Shepardson typically worked late evenings, cleaning up after sporting and other school events. He was a lifelong fan of sporting events and a former football player in his younger days.

"Shep made it comfortable for the groups and clubs hosting after school events," said Lee Middle and High School Principal Joseph Turmel. "He was a friendly face to the kids and adults and loved the activities and games at night."

For about 30 years, he co-owned the former Bull's Eye Pub, which was located on Railroad Street in Lee, with Diane "Dee" Shepardson. They sold the property in 2010 to the town.

More recently, Shepardson spent his days working for the Stockbridge Housing Authority, which offers affordable independent living facilities to people age 60 and older, as well as the disabled.

Executive Director JoAnne Redding told The Eagle she's worked with Shepardson, a father and a grandfather, for the past 141 2 years.
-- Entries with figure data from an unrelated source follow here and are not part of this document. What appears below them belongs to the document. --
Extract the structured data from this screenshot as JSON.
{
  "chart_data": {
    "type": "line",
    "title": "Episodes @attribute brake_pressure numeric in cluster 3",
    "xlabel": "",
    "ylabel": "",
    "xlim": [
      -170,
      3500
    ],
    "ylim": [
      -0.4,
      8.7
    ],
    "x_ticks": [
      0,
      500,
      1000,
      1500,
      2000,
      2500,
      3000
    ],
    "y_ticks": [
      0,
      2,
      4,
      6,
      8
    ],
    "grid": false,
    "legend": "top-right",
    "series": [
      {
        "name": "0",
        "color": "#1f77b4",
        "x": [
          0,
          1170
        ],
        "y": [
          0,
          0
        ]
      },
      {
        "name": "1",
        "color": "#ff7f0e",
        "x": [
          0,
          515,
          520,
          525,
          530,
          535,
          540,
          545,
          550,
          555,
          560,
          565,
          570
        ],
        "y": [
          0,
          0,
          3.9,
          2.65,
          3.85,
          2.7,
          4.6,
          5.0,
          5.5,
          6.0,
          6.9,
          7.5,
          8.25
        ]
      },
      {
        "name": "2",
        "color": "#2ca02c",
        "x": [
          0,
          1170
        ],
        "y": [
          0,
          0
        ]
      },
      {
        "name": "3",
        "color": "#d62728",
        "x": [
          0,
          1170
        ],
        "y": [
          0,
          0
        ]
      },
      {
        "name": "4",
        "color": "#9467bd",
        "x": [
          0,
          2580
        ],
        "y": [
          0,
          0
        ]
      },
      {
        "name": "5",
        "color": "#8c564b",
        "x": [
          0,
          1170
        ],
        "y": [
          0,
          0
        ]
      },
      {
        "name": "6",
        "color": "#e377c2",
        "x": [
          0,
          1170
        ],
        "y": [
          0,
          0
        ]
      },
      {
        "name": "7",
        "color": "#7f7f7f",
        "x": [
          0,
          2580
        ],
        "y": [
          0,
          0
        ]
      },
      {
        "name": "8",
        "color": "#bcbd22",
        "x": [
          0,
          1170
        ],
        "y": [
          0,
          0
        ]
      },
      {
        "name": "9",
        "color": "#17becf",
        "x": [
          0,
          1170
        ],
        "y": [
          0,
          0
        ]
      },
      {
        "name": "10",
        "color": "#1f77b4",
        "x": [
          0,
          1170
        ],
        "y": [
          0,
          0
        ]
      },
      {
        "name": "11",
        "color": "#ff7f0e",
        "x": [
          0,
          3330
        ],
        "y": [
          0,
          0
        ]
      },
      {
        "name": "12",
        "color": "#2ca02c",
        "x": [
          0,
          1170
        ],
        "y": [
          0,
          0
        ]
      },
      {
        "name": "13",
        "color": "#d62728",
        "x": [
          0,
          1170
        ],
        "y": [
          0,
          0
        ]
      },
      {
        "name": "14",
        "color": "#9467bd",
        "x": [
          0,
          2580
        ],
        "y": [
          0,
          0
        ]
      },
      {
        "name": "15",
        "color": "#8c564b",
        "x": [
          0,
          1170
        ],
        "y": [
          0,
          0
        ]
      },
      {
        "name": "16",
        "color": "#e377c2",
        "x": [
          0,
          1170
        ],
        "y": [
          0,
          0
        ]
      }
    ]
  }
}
She said he was known to get up early to plow the properties on Pine Street and Heaton Court for residents. Each day, he would also pick up residents' mail from the Stockbridge Post Office and deliver it to residents even on Saturdays, when he wasn't getting paid.

Redding said a paper clipping from a local publication hangs in her office heralding Shepardson as an "unsung hero," as nominated by the residents he worked for.

"He was a tremendously valued employee and a trusted friend," she said.